Lesson 13: Directing Natural Light Indoors
Direction of natural light that changes due to Earth’s movement around the sun has a major impact on something as large as a portion of a landscape. However, the direction of natural light can have an even more drastic affect on how smaller subjects (people, animals, objects) appear and we don’t even have to wait for the earth to make its move.
Indoors, during the day, the immediate light source is generally a window or an opening. We can easily change the direction of natural light when this is the case and the subject is a person or an object that we can move.
We don’t literally direct the light. We place ourselves and the subject in various ways in relation to the light sources and this changes the direction of light in relation to what we frame with the camera.
Some examples of effects we can easily achieve when directing natural light indoors.

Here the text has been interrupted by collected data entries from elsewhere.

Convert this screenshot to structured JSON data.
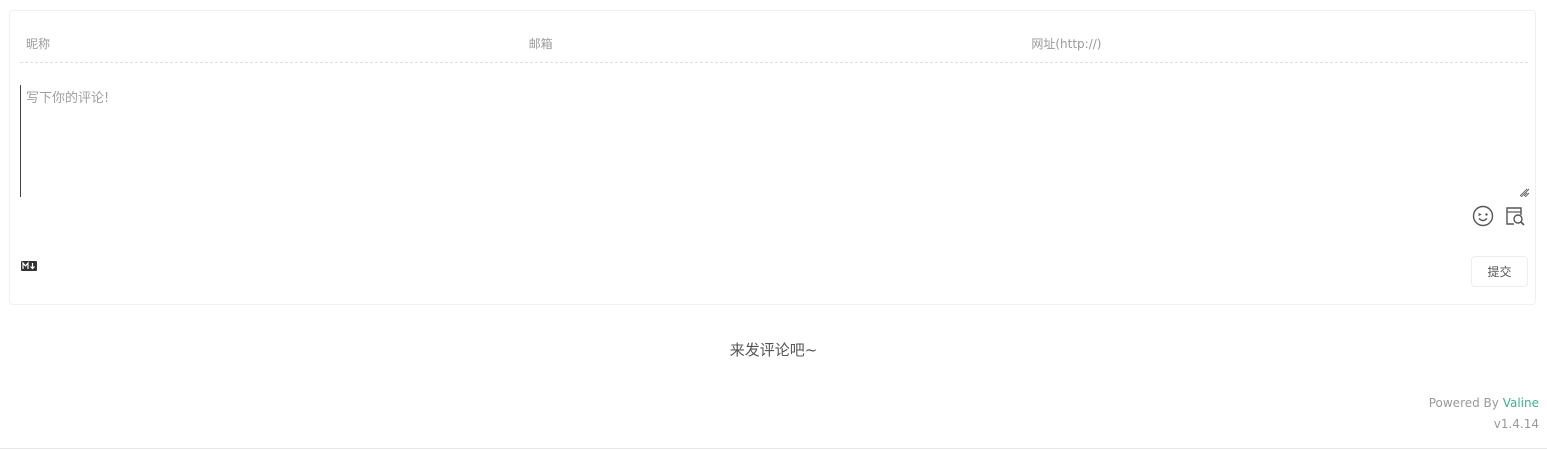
{
  "form": {
    "nick_placeholder": "昵称",
    "mail_placeholder": "邮箱",
    "link_placeholder": "网址(http://)",
    "comment_placeholder": "写下你的评论!",
    "submit_label": "提交"
  },
  "icons": {
    "emoji": "emoji-icon",
    "preview": "preview-icon",
    "markdown": "markdown-icon"
  },
  "empty_message": "来发评论吧~",
  "footer": {
    "powered_prefix": "Powered By ",
    "brand": "Valine",
    "version": "v1.4.14"
  },
  "colors": {
    "accent": "#3cb18f",
    "text": "#555555",
    "muted": "#999999",
    "border": "#f0f0f0"
  }
}
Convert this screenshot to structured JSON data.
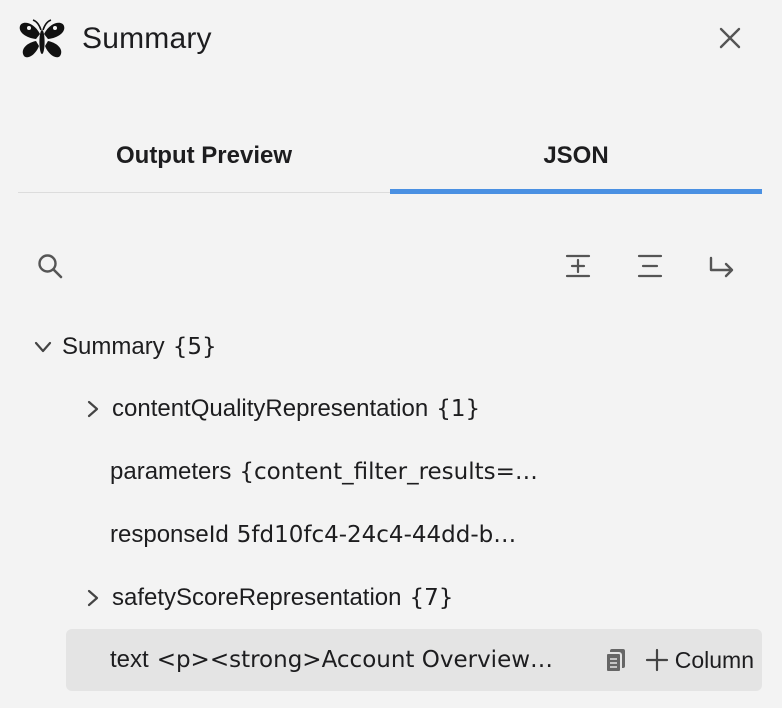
{
  "header": {
    "title": "Summary",
    "logo_icon": "butterfly-icon",
    "close_icon": "close-icon"
  },
  "tabs": [
    {
      "label": "Output Preview",
      "active": false
    },
    {
      "label": "JSON",
      "active": true
    }
  ],
  "toolbar": {
    "search_icon": "search-icon",
    "expand_all_icon": "expand-all-icon",
    "collapse_all_icon": "collapse-all-icon",
    "wrap_icon": "wrap-arrow-icon"
  },
  "tree": {
    "root": {
      "key": "Summary",
      "value": "{5}",
      "expanded": true
    },
    "children": [
      {
        "key": "contentQualityRepresentation",
        "value": "{1}",
        "expandable": true
      },
      {
        "key": "parameters",
        "value": "{content_filter_results=…",
        "expandable": false
      },
      {
        "key": "responseId",
        "value": "5fd10fc4-24c4-44dd-b…",
        "expandable": false
      },
      {
        "key": "safetyScoreRepresentation",
        "value": "{7}",
        "expandable": true
      },
      {
        "key": "text",
        "value": "<p><strong>Account Overview…",
        "expandable": false,
        "highlighted": true
      }
    ]
  },
  "row_actions": {
    "copy_icon": "copy-icon",
    "add_column_label": "Column"
  },
  "colors": {
    "accent": "#4a90e2",
    "background": "#f3f3f3",
    "highlight_row": "#e4e4e4"
  }
}
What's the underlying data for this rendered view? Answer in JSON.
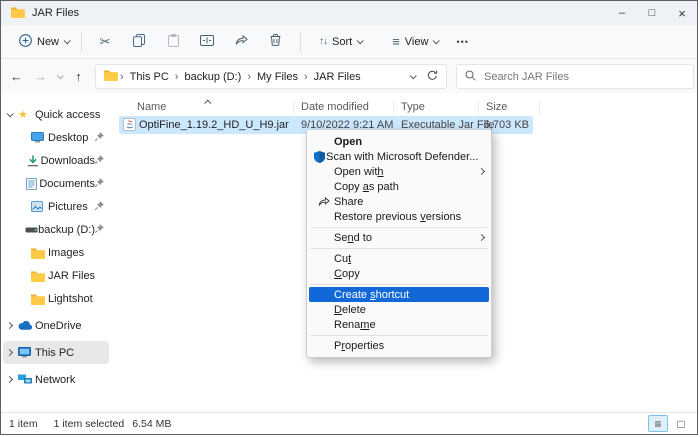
{
  "window": {
    "title": "JAR Files"
  },
  "icons": {
    "back": "←",
    "forward": "→",
    "up": "↑",
    "minimize": "–",
    "maximize": "□",
    "close": "×",
    "crumb_separator": "›",
    "scissors": "✂",
    "sort_glyph": "↑↓",
    "view_glyph": "≡",
    "more_glyph": "•••",
    "star": "★",
    "list_view_glyph": "≡",
    "icons_view_glyph": "□"
  },
  "colors": {
    "accent": "#1168d6",
    "selection_bg": "#cce8ff",
    "defender_blue": "#1170c8"
  },
  "toolbar": {
    "new_label": "New",
    "sort_label": "Sort",
    "view_label": "View"
  },
  "navbar": {
    "breadcrumbs": [
      "This PC",
      "backup (D:)",
      "My Files",
      "JAR Files"
    ],
    "search_placeholder": "Search JAR Files"
  },
  "sidebar": {
    "items": [
      {
        "label": "Quick access"
      },
      {
        "label": "Desktop"
      },
      {
        "label": "Downloads"
      },
      {
        "label": "Documents"
      },
      {
        "label": "Pictures"
      },
      {
        "label": "backup (D:)"
      },
      {
        "label": "Images"
      },
      {
        "label": "JAR Files"
      },
      {
        "label": "Lightshot"
      },
      {
        "label": "OneDrive"
      },
      {
        "label": "This PC"
      },
      {
        "label": "Network"
      }
    ]
  },
  "main": {
    "columns": [
      "Name",
      "Date modified",
      "Type",
      "Size"
    ],
    "file": {
      "name": "OptiFine_1.19.2_HD_U_H9.jar",
      "date": "9/10/2022 9:21 AM",
      "type": "Executable Jar File",
      "size": "6,703 KB"
    }
  },
  "context_menu": {
    "items": [
      {
        "pre": "Open",
        "key": "",
        "post": ""
      },
      {
        "pre": "Scan with Microsoft Defender...",
        "key": "",
        "post": ""
      },
      {
        "pre": "Open wit",
        "key": "h",
        "post": ""
      },
      {
        "pre": "Copy ",
        "key": "a",
        "post": "s path"
      },
      {
        "pre": "Share",
        "key": "",
        "post": ""
      },
      {
        "pre": "Restore previous ",
        "key": "v",
        "post": "ersions"
      },
      {
        "pre": "Se",
        "key": "n",
        "post": "d to"
      },
      {
        "pre": "Cu",
        "key": "t",
        "post": ""
      },
      {
        "pre": "",
        "key": "C",
        "post": "opy"
      },
      {
        "pre": "Create ",
        "key": "s",
        "post": "hortcut"
      },
      {
        "pre": "",
        "key": "D",
        "post": "elete"
      },
      {
        "pre": "Rena",
        "key": "m",
        "post": "e"
      },
      {
        "pre": "P",
        "key": "r",
        "post": "operties"
      }
    ]
  },
  "statusbar": {
    "items_count": "1 item",
    "selection": "1 item selected",
    "selection_size": "6.54 MB"
  }
}
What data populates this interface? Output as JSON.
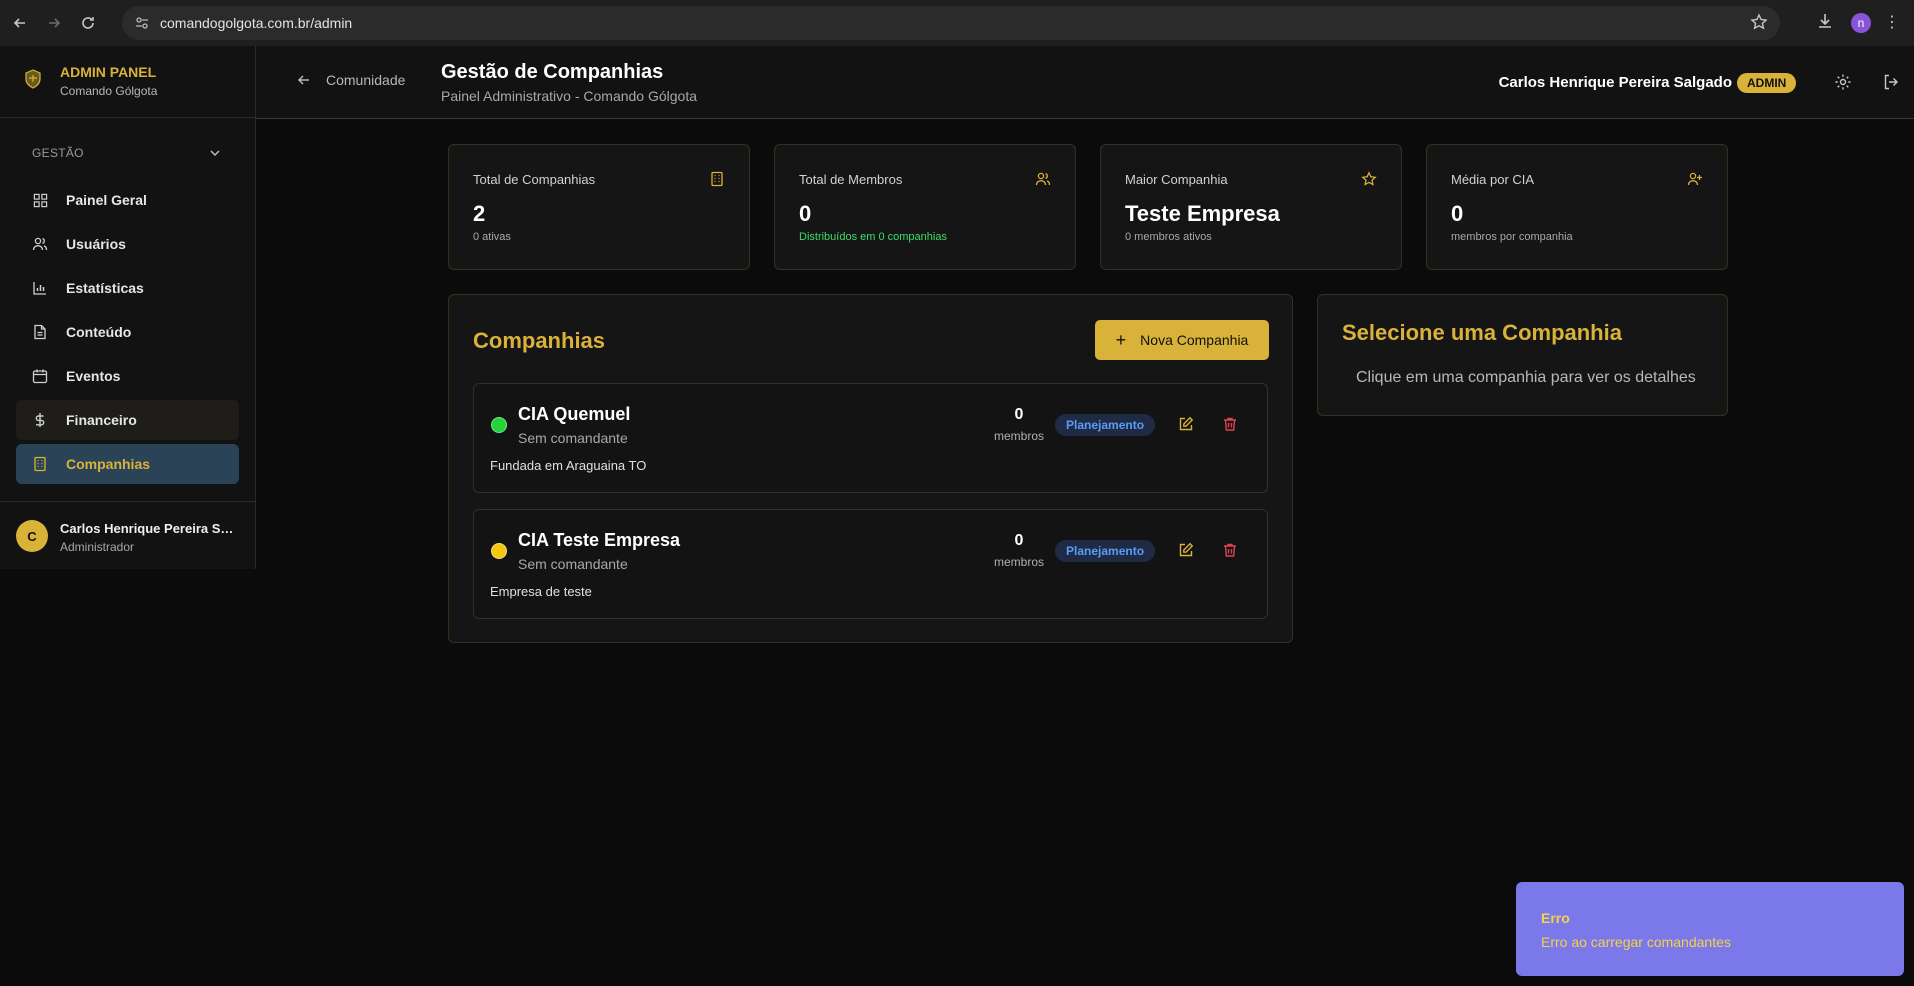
{
  "browser": {
    "url": "comandogolgota.com.br/admin",
    "profile_initial": "n"
  },
  "sidebar": {
    "brand_title": "ADMIN PANEL",
    "brand_subtitle": "Comando Gólgota",
    "section_label": "GESTÃO",
    "items": [
      {
        "label": "Painel Geral",
        "icon": "grid-icon"
      },
      {
        "label": "Usuários",
        "icon": "users-icon"
      },
      {
        "label": "Estatísticas",
        "icon": "bar-chart-icon"
      },
      {
        "label": "Conteúdo",
        "icon": "document-icon"
      },
      {
        "label": "Eventos",
        "icon": "calendar-icon"
      },
      {
        "label": "Financeiro",
        "icon": "dollar-icon"
      },
      {
        "label": "Companhias",
        "icon": "building-icon"
      }
    ],
    "active_item": "Companhias",
    "user": {
      "initial": "C",
      "name": "Carlos Henrique Pereira Salgado",
      "role": "Administrador"
    }
  },
  "header": {
    "back_label": "Comunidade",
    "title": "Gestão de Companhias",
    "subtitle": "Painel Administrativo - Comando Gólgota",
    "user_name": "Carlos Henrique Pereira Salgado",
    "user_badge": "ADMIN"
  },
  "stats": [
    {
      "label": "Total de Companhias",
      "value": "2",
      "sub": "0 ativas",
      "icon": "building-icon"
    },
    {
      "label": "Total de Membros",
      "value": "0",
      "sub": "Distribuídos em 0 companhias",
      "icon": "users-icon"
    },
    {
      "label": "Maior Companhia",
      "value": "Teste Empresa",
      "sub": "0 membros ativos",
      "icon": "star-icon"
    },
    {
      "label": "Média por CIA",
      "value": "0",
      "sub": "membros por companhia",
      "icon": "user-plus-icon"
    }
  ],
  "companies_panel": {
    "title": "Companhias",
    "new_button": "Nova Companhia",
    "items": [
      {
        "name": "CIA Quemuel",
        "commander": "Sem comandante",
        "description": "Fundada em Araguaina TO",
        "members": "0",
        "members_label": "membros",
        "status": "Planejamento",
        "dot_color": "#22d33a"
      },
      {
        "name": "CIA Teste Empresa",
        "commander": "Sem comandante",
        "description": "Empresa de teste",
        "members": "0",
        "members_label": "membros",
        "status": "Planejamento",
        "dot_color": "#f2c811"
      }
    ]
  },
  "details_panel": {
    "title": "Selecione uma Companhia",
    "hint": "Clique em uma companhia para ver os detalhes"
  },
  "toast": {
    "title": "Erro",
    "message": "Erro ao carregar comandantes"
  },
  "colors": {
    "accent": "#d9b23a",
    "active_nav_bg": "#2b4356",
    "toast_bg": "#7b78ea",
    "status_text": "#5b9cf5",
    "delete": "#e0434c"
  }
}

For a gradual fade from bright to dark (left, middle), position a person with the light source at 45º in relation to the face.
For a harsher fade from bright to dark (right), position a person parallel to the opening.
For a rim-light effect around the outline of a subject (not shown), position a person with the light source at 45 degrees in relation to the person’s back.
Exercise:
The little shoot that I did with Jane in the video can be done as a sort of exercise. You should again grab a person and go next to a window where light isn’t entering directly (no bright sun rays shining through the window). Start doing what I did. Photograph from one angle, then turn yourself and your subject. Get the subject to step closer to the window, then away from it. This is all about experimenting and just having fun, so just try as many nuances as possible.
To know what image is from which angle when you’re looking at them later, ask your subject to hold a paper and write something like parallel to the window or three steps away, two steps away. It’s important to learn exactly what you’re doing, so making these kinds of notes is very useful.